Em contrapartida, são várias as decisões em que os Tribunais Estaduais, quando devidamente deferido o processamento da Recuperação Judicial, considere de natureza quirografária o crédito, em razão de referido bem se encontrar na esfera patrimonial de terceiro, sendo supostamente excluído da regra do artigo 49, §3º da Lei 11.101/2005.
Entretanto, prevalece o decidido pelo Superior Tribunal de Justiça, de que a identificação do fiduciante ou do fiduciário é irrelevante ao objeto da garantia ou com a sociedade recuperanda, afastando da Recuperação Judicial os créditos cujos titulares detenham posição de proprietário fiduciário de bens, preservando a extraconcursalidade do crédito constituído em contrato.
Assim, percebe-se acentuado enfraquecimento da importância do sujeito de direito, seja ele fiduciário ou fiduciante, levando em consideração que, o legislador não delimitou o alcance da regra em relação aos bens alienados fiduciariamente, que façam parte de acervo patrimonial da empresa recuperanda, tendo determinado que o crédito de quem é “titular da posição de proprietário fiduciário” não se sujeita aos efeitos da recuperação.
Com a decisão, se reafirma a posição patrocinada em decisões anteriores como em 2016 no julgamento do REsp 1.549.529[2], na medida em que os ministros consolidaram a tese de que o artigo 49, parágrafo 3º, da Lei 11.101/2005 “não faz qualquer restrição ao prestador da garantia da alienação fiduciária.”
Não poderia ser de outra forma, considerando que, o instituto da alienação fiduciária, uma das modalidades de garantia mais utilizadas nas operações de crédito modernas, foi inserido no sistema jurídico brasileiro com o intuito de atender às necessidades das demandas do sistema financeiro, de modo que representa maior segurança e agilidade na cobrança de dívidas inadimplidas, sem a necessidade de excessiva intervenção do Poder Judiciário, no passo que garante maior proteção para as instituições financeiras que concedem crédito no mercado.
Portanto, impõe-se notar que, o afastamento do credor titular da condição de proprietário fiduciário dos efeitos da recuperação judicial disposto no artigo 49, § 3º, da Lei11.101/2005 é coerente com toda a sistemática legal arquitetada para albergar o instituto da propriedade fiduciária.
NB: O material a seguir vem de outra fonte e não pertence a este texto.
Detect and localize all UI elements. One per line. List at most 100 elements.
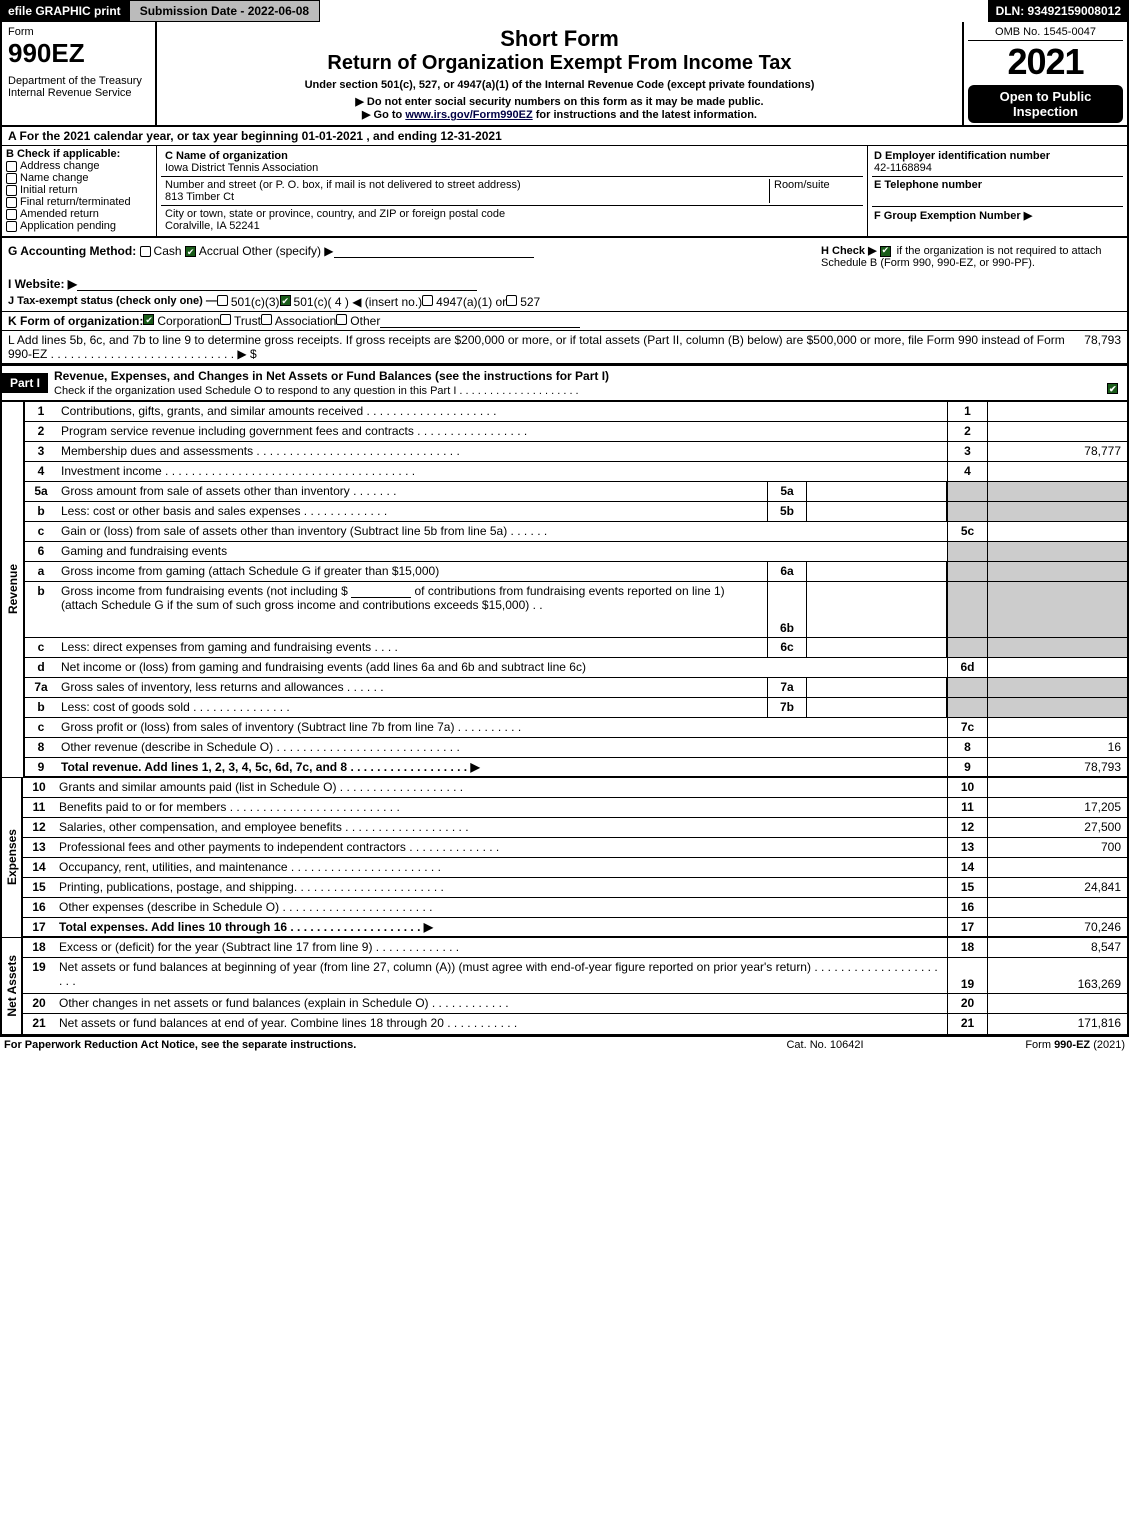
section-g-h: G Accounting Method: Cash Accrual Other … — [0, 238, 1129, 275]
line-11-amt: 17,205 — [987, 798, 1127, 817]
line-18-desc: Excess or (deficit) for the year (Subtra… — [55, 938, 947, 957]
line-6-amt — [987, 542, 1127, 561]
line-5a-ln — [947, 482, 987, 501]
label-trust: Trust — [234, 314, 261, 328]
check-cash[interactable] — [140, 246, 151, 257]
line-6-ln — [947, 542, 987, 561]
sections-d-e-f: D Employer identification number 42-1168… — [867, 146, 1127, 236]
check-application-pending[interactable] — [6, 221, 17, 232]
line-7a-sub: 7a — [767, 678, 807, 697]
check-initial-return[interactable] — [6, 185, 17, 196]
org-name: Iowa District Tennis Association — [165, 162, 318, 174]
line-2-desc: Program service revenue including govern… — [57, 422, 947, 441]
label-g: G Accounting Method: — [8, 244, 136, 258]
part-1-tab: Part I — [2, 373, 48, 393]
line-7a-amt — [987, 678, 1127, 697]
label-city: City or town, state or province, country… — [165, 208, 505, 220]
gross-receipts: 78,793 — [1084, 333, 1121, 361]
revenue-grid: 1Contributions, gifts, grants, and simil… — [24, 402, 1129, 778]
line-6d-ln: 6d — [947, 658, 987, 677]
irs-link[interactable]: www.irs.gov/Form990EZ — [405, 109, 532, 121]
line-5a-num: 5a — [25, 482, 57, 501]
label-application-pending: Application pending — [20, 220, 116, 232]
check-final-return[interactable] — [6, 197, 17, 208]
check-527[interactable] — [506, 295, 517, 306]
line-6a-val — [807, 562, 947, 581]
expenses-section: Expenses 10Grants and similar amounts pa… — [0, 778, 1129, 938]
vertical-tabs: Revenue — [0, 402, 24, 778]
label-i: I Website: ▶ — [8, 277, 77, 291]
dln-label: DLN: 93492159008012 — [988, 0, 1129, 22]
check-address-change[interactable] — [6, 161, 17, 172]
line-17-num: 17 — [23, 918, 55, 936]
check-501c3[interactable] — [217, 295, 228, 306]
part-1-body: Revenue 1Contributions, gifts, grants, a… — [0, 402, 1129, 778]
line-1-num: 1 — [25, 402, 57, 421]
part-1-title: Revenue, Expenses, and Changes in Net As… — [48, 366, 1127, 400]
part-1-header: Part I Revenue, Expenses, and Changes in… — [0, 365, 1129, 402]
check-4947[interactable] — [422, 295, 433, 306]
form-title-1: Short Form — [163, 26, 956, 52]
line-14-desc: Occupancy, rent, utilities, and maintena… — [55, 858, 947, 877]
line-4-desc: Investment income . . . . . . . . . . . … — [57, 462, 947, 481]
form-word: Form — [8, 26, 149, 38]
website-input[interactable] — [77, 277, 477, 291]
check-trust[interactable] — [220, 314, 231, 325]
line-6a-sub: 6a — [767, 562, 807, 581]
check-501c[interactable] — [280, 295, 291, 306]
section-l: L Add lines 5b, 6c, and 7b to line 9 to … — [0, 331, 1129, 365]
line-20-ln: 20 — [947, 994, 987, 1013]
line-12-desc: Salaries, other compensation, and employ… — [55, 818, 947, 837]
line-5b-ln — [947, 502, 987, 521]
line-19-num: 19 — [23, 958, 55, 993]
check-association[interactable] — [261, 314, 272, 325]
line-21-desc: Net assets or fund balances at end of ye… — [55, 1014, 947, 1034]
check-schedule-o[interactable] — [1107, 383, 1118, 394]
label-final-return: Final return/terminated — [20, 196, 131, 208]
line-6-desc: Gaming and fundraising events — [57, 542, 947, 561]
line-6c-num: c — [25, 638, 57, 657]
label-527: 527 — [520, 295, 540, 309]
form-title-2: Return of Organization Exempt From Incom… — [163, 52, 956, 75]
line-9-desc: Total revenue. Add lines 1, 2, 3, 4, 5c,… — [57, 758, 947, 776]
label-other-org: Other — [350, 314, 380, 328]
line-4-ln: 4 — [947, 462, 987, 481]
line-7b-val — [807, 698, 947, 717]
other-method-input[interactable] — [334, 244, 534, 258]
line-14-amt — [987, 858, 1127, 877]
other-org-input[interactable] — [380, 314, 580, 328]
check-h[interactable] — [880, 246, 891, 257]
label-k: K Form of organization: — [8, 314, 143, 328]
line-4-amt — [987, 462, 1127, 481]
section-a: A For the 2021 calendar year, or tax yea… — [0, 127, 1129, 146]
line-12-amt: 27,500 — [987, 818, 1127, 837]
check-corporation[interactable] — [143, 314, 154, 325]
line-6b-input[interactable] — [351, 584, 411, 598]
expenses-grid: 10Grants and similar amounts paid (list … — [22, 778, 1129, 938]
line-19-amt: 163,269 — [987, 958, 1127, 993]
line-7a-desc: Gross sales of inventory, less returns a… — [57, 678, 767, 697]
check-accrual[interactable] — [185, 246, 196, 257]
label-name-change: Name change — [20, 172, 89, 184]
label-room: Room/suite — [774, 179, 830, 191]
form-note-1: ▶ Do not enter social security numbers o… — [163, 95, 956, 108]
check-name-change[interactable] — [6, 173, 17, 184]
line-5c-amt — [987, 522, 1127, 541]
check-amended-return[interactable] — [6, 209, 17, 220]
label-501c: 501(c)( 4 ) ◀ (insert no.) — [294, 295, 423, 309]
line-6c-ln — [947, 638, 987, 657]
line-6c-amt — [987, 638, 1127, 657]
line-5b-val — [807, 502, 947, 521]
part-1-title-text: Revenue, Expenses, and Changes in Net As… — [54, 369, 609, 383]
check-other-org[interactable] — [336, 314, 347, 325]
section-i: I Website: ▶ — [0, 275, 1129, 293]
label-corporation: Corporation — [157, 314, 220, 328]
line-7a-ln — [947, 678, 987, 697]
line-19-ln: 19 — [947, 958, 987, 993]
footer-center: Cat. No. 10642I — [725, 1039, 925, 1051]
line-20-amt — [987, 994, 1127, 1013]
line-6d-amt — [987, 658, 1127, 677]
line-7c-amt — [987, 718, 1127, 737]
label-c: C Name of organization — [165, 150, 288, 162]
line-7c-num: c — [25, 718, 57, 737]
Distanciado o referido instituto dos interesses dos envolvidos, tem-se por irrelevante identidade pessoal do fiduciante ou do fiduciário com o bem ou com a própria recuperanda, simplificando-se assim o sistema de garantia, de forma que o bem estará indissociavelmente vinculado ao crédito garantido.
Nayara Lima
Acórdãos citados:
(REsp n. 1.933.995/SP (2021/0110157-9), Relator (a) Ministra Nancy Andrighi, Terceira Turma, julgado em 25/11/2021)
REsp n. 1.549.529/SP (2013/0377786-3), Relator Ministro Marco Aurélio Bellizze, Terceira Turma, julgado em 18/10/2016)
[1] (REsp n. 1.933.995/SP (2021/0110157-9), Relator (a) Ministra Nancy Andrighi, Terceira Turma, julgado em 25/11/2021)
[2] REsp n. 1.549.529/SP (2013/0377786-3), Relator Ministro Marco Aurélio Bellizze, Terceira Turma, julgado em 18/10/2016)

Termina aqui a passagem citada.